O jornalista Maurício Kubrusly, uma das raras cabeças pensantes do pasmado elenco global, e que é um grande conhecedor e amante da música, disse certa feita que não consegue entender alguém que o convida para uma festa ou evento dizendo-lhe que “vai tocar música do nosso tempo”.
Segundo ele, uma vez que ainda estamos vivos, a música de nosso tempo é a de agora, além do que não tem a mínima disposição de aceitar o convite para ouvir Ray Conniff, que era o que tocava nos bailinhos de sua juventude.
Ele tem toda a razão sobre o saudosismo paralisante, que nos encerra e imobiliza num mundo que já não é. Mas creio também — e provavelmente ele concordará comigo — que não se pode simplesmente dar às costas para o que foi, ignorar o que passou e só dar valor ao que é novo ou o que está na moda. Até porque o novo nunca é tão novo assim, e só existe como continuidade do que veio antes.
O grande filósofo espanhol, Ortega Y Gasset, alertava que uma das evidências que distingue o homem dos animais é que ele tem muito mais memória do que as pobres bestas. Ao contrário destas, o homem acumula seu próprio passado, possui-o e aproveita-o. O homem não é nunca um primeiro homem: começa desde logo a existir sobre certa altura do pretérito acumulado. Esse é o seu único tesouro, o seu privilégio e o seu sinal.
Os movimentos de vanguarda, que pretendem romper radicalmente com o passado, mesmo que o façam, estarão partindo daquilo que os precedeu, ainda que para negá-lo ou contrariá-lo E o que se vê é que depois do ímpeto inicial de cortar todas as cabeças, acabam sempre por incorporar muita coisa do corpo que ficou.
Com a música, e a arte em geral, não é diferente, embora muitos se pretendam absolutamente inovadores e únicos.
Os se dizentes roqueiros brasileiros, muitos dos quais me fazem lembrar aquele personagem de Chico Anísio, vampiro brasileiro (aliás, o grande ícone e rainha do rock brasileiro, Rita Lee, faz hoje canções engraçadinhas, que podem ser tudo, menos rock), talvez nem saibam que o velho e bom rock’n’roll, com sua multipliciade de gêneros, originou-se primordialmente, do blues, rhythm’n’nblues e da country music do sul dos EUA. Há mesmo quem diga, com alguma razão, que os primeiros rocks não passavam de blues acelerados.
Entre as grandes feras dos anos 50 — Bill Haley (Rock Around the Clock) Chuck Berry (Johnny B.Goode), Little Richard (Good Golly Miss Molly“), Sam Cooke (You Send Me), Buddy Holly (Peggy Sue) —, Jerry Lee Lewis ocupa uma posição singular.
Poucos tiveram a coragem de ter uma carreira longe dos interesses das grandes gravadoras, de fazer apenas o que bem entendesse, lixando-se para o público e a crítica.
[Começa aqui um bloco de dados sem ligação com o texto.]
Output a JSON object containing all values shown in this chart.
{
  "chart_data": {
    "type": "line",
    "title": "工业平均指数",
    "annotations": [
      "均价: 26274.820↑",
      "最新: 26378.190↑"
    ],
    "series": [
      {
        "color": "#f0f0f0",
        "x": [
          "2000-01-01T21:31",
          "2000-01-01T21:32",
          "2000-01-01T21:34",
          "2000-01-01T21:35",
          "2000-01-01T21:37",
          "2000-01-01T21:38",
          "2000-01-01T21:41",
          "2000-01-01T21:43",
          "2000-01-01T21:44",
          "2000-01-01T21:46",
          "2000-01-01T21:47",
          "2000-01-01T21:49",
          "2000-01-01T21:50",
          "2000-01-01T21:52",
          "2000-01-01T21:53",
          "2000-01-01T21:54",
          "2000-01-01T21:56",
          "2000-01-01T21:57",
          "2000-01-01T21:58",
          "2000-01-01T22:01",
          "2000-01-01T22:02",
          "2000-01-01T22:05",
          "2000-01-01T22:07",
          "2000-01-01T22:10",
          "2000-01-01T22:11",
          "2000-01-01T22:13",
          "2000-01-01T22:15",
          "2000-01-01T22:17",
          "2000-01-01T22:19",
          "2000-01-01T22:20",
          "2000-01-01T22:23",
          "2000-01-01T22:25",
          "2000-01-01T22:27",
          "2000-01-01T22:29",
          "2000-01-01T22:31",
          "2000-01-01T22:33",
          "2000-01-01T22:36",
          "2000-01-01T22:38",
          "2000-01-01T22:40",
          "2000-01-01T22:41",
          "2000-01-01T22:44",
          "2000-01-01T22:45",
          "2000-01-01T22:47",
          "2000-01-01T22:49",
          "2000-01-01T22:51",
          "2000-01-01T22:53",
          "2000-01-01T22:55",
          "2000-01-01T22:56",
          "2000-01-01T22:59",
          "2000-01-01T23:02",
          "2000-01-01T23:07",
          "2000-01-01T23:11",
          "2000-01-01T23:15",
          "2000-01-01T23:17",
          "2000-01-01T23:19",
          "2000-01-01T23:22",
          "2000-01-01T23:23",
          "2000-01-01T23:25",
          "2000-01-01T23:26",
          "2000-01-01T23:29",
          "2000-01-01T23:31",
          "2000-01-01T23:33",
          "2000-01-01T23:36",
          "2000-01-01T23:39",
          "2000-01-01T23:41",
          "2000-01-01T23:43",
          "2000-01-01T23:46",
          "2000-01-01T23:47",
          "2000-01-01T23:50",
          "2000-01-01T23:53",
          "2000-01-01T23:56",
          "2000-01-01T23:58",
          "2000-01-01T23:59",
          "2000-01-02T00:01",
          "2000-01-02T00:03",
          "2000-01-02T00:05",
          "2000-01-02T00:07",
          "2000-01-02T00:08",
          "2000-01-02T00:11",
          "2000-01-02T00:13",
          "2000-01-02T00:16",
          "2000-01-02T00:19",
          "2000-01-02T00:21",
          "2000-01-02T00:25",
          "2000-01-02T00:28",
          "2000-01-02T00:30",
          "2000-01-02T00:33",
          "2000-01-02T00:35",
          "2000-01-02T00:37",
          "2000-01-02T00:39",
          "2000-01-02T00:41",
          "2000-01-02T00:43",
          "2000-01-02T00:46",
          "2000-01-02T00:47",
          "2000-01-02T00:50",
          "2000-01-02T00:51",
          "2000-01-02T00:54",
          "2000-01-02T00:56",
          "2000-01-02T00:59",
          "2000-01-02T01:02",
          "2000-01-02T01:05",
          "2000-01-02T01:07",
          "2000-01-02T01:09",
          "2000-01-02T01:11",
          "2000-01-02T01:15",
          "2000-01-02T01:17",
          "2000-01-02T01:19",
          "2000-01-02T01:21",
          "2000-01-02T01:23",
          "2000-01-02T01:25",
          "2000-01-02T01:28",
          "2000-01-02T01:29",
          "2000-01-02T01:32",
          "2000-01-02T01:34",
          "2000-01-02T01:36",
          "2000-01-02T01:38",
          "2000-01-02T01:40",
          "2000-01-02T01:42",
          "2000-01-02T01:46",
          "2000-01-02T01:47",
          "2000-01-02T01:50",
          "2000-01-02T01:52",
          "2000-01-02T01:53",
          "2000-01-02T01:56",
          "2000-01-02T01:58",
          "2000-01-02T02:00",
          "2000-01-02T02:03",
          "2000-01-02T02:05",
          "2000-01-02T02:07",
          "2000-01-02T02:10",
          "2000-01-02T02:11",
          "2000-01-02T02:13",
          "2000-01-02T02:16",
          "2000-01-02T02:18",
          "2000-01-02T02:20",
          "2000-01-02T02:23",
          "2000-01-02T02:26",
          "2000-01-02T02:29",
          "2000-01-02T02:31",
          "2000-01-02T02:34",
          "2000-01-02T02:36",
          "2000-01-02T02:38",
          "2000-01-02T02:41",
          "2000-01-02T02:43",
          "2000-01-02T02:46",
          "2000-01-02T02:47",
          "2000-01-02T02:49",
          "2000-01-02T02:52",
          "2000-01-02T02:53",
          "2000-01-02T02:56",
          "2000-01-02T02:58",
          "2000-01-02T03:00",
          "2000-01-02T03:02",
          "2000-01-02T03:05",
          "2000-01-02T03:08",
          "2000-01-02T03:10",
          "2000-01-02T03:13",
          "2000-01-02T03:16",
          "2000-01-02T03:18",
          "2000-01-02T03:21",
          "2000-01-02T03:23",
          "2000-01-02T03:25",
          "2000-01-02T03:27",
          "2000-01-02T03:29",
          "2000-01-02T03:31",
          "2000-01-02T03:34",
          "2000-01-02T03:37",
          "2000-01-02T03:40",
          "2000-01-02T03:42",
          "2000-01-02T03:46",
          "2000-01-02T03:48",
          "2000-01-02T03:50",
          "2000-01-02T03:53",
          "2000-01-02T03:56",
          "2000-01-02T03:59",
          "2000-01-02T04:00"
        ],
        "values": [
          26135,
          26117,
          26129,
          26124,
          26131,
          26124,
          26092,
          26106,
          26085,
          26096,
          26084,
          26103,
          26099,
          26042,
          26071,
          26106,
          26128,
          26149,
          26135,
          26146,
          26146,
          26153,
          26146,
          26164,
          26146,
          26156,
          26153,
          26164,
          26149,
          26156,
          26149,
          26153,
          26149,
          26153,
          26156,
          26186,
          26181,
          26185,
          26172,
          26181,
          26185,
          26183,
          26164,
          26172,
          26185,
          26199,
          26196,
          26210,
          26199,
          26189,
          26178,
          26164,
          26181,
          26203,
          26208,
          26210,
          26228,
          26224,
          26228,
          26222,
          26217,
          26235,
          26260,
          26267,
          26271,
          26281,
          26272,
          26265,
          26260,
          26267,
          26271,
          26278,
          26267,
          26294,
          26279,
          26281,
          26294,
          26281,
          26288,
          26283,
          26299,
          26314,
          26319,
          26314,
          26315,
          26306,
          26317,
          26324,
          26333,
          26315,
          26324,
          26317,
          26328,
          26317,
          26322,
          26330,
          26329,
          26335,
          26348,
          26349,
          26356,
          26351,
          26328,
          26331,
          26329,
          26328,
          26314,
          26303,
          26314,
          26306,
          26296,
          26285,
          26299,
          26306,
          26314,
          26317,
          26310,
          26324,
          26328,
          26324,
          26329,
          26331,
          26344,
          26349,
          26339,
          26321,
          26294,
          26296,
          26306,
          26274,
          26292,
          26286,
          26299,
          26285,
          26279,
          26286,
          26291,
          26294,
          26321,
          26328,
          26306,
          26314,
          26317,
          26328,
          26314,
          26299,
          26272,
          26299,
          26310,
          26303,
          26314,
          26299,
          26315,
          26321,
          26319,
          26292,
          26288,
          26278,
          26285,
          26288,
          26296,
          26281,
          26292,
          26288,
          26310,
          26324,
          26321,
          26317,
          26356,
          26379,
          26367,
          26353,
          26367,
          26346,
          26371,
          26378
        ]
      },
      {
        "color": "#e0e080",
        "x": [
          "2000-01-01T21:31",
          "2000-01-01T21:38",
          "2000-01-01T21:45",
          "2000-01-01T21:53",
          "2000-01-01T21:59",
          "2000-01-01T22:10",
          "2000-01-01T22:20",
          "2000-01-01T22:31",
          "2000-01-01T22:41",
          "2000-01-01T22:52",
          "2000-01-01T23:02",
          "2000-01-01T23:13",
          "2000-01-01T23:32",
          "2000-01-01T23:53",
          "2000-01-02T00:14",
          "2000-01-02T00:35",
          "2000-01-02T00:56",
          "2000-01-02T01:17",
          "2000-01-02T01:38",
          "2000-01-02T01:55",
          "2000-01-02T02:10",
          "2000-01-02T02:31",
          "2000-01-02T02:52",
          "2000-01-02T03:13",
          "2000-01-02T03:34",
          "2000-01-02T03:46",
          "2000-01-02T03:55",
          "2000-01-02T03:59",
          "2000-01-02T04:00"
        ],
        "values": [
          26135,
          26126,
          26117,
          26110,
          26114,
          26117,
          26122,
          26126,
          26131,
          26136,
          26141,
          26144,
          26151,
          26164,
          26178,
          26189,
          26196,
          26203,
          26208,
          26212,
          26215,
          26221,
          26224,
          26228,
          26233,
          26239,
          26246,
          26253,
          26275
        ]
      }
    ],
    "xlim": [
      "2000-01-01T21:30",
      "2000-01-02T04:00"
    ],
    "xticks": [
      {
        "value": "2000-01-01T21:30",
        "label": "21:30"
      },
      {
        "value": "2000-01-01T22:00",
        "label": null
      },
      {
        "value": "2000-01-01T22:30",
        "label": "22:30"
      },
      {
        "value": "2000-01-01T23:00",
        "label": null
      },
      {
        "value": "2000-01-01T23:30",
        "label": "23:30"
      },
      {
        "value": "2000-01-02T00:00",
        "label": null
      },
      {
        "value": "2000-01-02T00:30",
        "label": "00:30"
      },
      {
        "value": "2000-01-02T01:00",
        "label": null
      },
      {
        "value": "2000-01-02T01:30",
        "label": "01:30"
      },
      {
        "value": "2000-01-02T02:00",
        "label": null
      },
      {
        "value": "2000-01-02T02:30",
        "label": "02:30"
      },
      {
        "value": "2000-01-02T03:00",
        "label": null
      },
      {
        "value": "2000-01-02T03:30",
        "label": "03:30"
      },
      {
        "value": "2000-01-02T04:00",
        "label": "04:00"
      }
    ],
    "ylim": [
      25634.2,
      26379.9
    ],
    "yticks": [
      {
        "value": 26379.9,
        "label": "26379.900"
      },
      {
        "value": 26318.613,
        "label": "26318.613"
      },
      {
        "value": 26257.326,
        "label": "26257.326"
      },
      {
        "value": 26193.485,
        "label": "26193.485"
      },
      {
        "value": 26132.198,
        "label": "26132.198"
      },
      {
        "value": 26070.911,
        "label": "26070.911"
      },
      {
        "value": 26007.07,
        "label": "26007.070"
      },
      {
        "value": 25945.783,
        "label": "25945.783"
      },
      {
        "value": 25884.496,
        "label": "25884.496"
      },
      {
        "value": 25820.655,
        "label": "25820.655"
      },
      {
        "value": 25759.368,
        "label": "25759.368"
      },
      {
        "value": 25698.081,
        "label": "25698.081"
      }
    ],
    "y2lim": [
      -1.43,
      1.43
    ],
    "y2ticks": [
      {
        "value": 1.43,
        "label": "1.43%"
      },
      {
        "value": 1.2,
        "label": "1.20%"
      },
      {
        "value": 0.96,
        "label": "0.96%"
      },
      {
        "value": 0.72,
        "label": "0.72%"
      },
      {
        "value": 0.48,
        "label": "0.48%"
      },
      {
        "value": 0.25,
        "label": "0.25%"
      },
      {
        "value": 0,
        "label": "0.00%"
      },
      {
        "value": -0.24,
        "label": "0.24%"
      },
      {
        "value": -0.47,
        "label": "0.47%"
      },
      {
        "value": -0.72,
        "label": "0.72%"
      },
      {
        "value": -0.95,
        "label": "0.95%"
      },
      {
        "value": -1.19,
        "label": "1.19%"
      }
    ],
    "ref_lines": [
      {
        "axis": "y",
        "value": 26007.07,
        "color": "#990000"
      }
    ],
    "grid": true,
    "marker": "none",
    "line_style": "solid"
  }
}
Talvez por isso seja conhecido como The Killer, cujo piano incandescente (no sentido literal) e o canto maldito mesclam Deus e o diabo, num ritmo alucinante, que escandalizou o Tio Sam.
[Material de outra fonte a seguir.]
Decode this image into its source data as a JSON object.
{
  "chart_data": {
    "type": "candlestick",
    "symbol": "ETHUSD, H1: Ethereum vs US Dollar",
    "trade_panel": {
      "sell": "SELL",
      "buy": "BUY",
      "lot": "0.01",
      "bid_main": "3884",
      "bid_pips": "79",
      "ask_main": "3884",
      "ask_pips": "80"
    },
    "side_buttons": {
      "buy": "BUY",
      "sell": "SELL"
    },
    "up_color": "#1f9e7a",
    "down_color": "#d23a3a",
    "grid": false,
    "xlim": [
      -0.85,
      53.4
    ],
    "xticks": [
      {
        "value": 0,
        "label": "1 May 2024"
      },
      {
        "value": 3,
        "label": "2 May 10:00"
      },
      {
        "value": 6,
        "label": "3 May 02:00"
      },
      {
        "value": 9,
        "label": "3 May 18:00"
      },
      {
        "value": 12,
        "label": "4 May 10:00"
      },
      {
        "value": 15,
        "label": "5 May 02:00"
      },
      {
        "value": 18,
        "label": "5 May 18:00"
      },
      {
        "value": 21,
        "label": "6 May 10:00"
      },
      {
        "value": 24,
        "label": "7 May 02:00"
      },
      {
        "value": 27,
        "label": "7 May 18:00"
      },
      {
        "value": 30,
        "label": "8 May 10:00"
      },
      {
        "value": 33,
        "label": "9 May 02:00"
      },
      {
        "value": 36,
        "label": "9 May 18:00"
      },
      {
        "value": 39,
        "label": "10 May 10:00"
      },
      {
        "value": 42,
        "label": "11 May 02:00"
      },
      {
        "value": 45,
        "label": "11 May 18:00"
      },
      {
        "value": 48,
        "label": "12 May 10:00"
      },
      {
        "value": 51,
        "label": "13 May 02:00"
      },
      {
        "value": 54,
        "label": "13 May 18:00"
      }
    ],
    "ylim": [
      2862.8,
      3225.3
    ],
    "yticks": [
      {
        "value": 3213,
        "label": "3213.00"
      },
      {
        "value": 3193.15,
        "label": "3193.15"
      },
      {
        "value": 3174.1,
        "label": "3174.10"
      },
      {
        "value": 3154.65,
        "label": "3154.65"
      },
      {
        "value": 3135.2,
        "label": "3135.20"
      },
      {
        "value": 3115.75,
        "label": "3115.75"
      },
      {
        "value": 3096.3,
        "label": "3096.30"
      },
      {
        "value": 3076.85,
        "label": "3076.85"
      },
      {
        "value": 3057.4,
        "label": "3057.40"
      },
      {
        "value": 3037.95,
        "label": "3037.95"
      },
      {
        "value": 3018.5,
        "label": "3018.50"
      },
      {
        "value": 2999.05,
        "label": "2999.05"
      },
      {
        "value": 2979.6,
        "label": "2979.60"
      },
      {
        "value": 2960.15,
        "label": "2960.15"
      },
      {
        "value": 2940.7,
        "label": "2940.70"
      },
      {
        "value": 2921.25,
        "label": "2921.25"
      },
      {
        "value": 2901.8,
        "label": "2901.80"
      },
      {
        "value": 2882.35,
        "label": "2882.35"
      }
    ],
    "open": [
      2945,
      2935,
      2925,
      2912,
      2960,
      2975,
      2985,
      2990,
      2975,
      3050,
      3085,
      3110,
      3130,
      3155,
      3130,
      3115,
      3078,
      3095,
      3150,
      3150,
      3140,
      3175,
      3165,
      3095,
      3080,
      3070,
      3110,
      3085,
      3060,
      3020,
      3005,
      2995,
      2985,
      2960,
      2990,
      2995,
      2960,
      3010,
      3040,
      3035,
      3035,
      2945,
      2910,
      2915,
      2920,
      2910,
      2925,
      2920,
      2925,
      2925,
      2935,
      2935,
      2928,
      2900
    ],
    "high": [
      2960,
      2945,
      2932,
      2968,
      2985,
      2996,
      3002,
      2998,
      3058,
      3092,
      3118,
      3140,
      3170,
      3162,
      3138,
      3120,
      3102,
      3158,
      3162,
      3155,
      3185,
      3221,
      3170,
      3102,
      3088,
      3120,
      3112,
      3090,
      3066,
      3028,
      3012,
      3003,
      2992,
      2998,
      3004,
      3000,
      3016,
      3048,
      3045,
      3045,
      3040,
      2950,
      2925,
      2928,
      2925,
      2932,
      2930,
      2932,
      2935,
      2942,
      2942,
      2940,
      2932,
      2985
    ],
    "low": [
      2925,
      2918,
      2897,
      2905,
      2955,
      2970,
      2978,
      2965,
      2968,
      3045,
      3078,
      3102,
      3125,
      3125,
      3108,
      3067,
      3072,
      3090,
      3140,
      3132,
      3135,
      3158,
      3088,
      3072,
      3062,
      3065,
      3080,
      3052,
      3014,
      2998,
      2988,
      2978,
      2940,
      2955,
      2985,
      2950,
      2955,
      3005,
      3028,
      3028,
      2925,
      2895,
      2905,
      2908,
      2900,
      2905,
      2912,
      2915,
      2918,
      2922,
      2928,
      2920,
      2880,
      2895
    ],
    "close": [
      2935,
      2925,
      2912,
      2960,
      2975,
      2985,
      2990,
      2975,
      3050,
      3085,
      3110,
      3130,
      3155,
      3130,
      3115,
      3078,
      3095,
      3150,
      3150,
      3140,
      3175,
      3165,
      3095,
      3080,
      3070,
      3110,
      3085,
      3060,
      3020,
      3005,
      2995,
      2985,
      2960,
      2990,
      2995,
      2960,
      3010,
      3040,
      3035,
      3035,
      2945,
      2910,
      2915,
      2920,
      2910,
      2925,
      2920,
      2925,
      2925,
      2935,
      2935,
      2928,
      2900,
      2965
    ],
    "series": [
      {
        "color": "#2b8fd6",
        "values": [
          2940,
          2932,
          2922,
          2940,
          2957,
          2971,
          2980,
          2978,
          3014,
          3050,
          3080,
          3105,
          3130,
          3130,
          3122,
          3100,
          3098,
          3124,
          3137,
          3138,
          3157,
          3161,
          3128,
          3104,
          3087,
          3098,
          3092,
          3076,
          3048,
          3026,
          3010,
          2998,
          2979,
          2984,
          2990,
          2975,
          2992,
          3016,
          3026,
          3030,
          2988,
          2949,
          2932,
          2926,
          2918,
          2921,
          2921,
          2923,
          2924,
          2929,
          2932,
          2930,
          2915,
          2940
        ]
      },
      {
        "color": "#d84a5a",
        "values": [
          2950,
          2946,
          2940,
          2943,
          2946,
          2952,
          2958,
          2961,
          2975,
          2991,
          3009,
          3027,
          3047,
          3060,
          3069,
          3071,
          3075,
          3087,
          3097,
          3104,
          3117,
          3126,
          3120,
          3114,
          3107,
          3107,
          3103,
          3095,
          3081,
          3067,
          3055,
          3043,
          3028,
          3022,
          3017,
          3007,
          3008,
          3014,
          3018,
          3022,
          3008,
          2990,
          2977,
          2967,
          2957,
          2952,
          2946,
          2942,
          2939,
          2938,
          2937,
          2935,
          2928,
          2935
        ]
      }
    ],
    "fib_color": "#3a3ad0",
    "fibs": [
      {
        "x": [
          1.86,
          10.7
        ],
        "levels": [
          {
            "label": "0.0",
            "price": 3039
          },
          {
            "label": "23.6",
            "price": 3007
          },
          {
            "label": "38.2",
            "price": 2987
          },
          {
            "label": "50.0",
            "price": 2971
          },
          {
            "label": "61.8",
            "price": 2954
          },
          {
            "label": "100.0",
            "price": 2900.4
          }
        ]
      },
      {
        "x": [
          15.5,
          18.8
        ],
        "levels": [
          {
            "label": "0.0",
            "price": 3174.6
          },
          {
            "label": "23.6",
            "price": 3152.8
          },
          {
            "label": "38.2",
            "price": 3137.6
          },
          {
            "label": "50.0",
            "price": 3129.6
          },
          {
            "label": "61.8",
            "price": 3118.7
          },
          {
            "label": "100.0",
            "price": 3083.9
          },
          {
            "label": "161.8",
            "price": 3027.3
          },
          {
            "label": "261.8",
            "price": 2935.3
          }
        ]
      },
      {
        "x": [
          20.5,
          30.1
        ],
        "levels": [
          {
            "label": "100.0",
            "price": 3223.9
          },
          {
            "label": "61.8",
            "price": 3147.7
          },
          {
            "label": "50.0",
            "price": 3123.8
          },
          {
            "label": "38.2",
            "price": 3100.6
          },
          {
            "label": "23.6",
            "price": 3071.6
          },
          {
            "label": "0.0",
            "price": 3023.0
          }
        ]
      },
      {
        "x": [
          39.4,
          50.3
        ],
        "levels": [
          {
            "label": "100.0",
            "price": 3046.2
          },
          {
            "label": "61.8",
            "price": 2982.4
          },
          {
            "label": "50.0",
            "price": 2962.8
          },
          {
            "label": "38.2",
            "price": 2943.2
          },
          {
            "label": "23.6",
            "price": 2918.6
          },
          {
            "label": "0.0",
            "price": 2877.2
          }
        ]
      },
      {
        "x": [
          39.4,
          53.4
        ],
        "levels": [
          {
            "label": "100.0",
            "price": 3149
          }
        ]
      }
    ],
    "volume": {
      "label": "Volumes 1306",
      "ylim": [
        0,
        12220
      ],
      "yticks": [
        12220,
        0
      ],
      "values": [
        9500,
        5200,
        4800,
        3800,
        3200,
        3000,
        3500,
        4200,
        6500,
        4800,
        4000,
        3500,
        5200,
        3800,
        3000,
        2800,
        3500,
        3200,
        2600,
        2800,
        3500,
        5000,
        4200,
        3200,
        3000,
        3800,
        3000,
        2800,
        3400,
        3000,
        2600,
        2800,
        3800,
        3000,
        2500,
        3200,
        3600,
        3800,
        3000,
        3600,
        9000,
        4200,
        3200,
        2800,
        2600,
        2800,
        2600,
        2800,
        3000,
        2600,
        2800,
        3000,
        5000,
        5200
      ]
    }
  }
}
Pior ainda quando em 1958, com 23 anos, Jerry Lee Lewis se casou com a prima Myra Gale Brown, de apenas treze anos. Era o que faltava para a conservadora e hipócrita sociedade americana condená-lo às chamas do inferno. Em questão de meses, caiu no ostracismo, sua vida e sua carreira passaram a ser marcadas por arruaças, porres, prisões, doenças e mortes.
Mas, como na canção de Paulo Vanzolini, deu a volta por cima, voltou a fazer sucesso e a ser reconhecido como a Fera do Rock (título em português do filme Great Balls of Fire, de 1989, baseado na autobiografia de Myra, e no qual Dennis Quaid faz o papel de Jerry Lee de maneira bem razoável).
O velho e eterno roqueiro, aos 73 anos de idade, está de volta ao Brasil, e faz nesta sexta-feira apenas uma apresentação em São Paulo (infelizmente, não poderei assistir a ela).
O símbolo perfeito da juventude rebelde, o extraordinário pianista que teve uma única aula porque o professor quis corrigir o seu jeito de tocar, o anti-herói americano, Last Man Standing (nome do seu mais recente disco, de 2006, que se reporta à célebre reunião em 1956 de Elvis Presley, Carl Perkins, Johnny Cash e Jerry Lee Lewis, que é o último sobrevivente do grupo), indagado certa vez se acreditava em destino, respondeu:
— Eu acredito em Jerry Lee Lewis. E em Deus Todo Poderoso.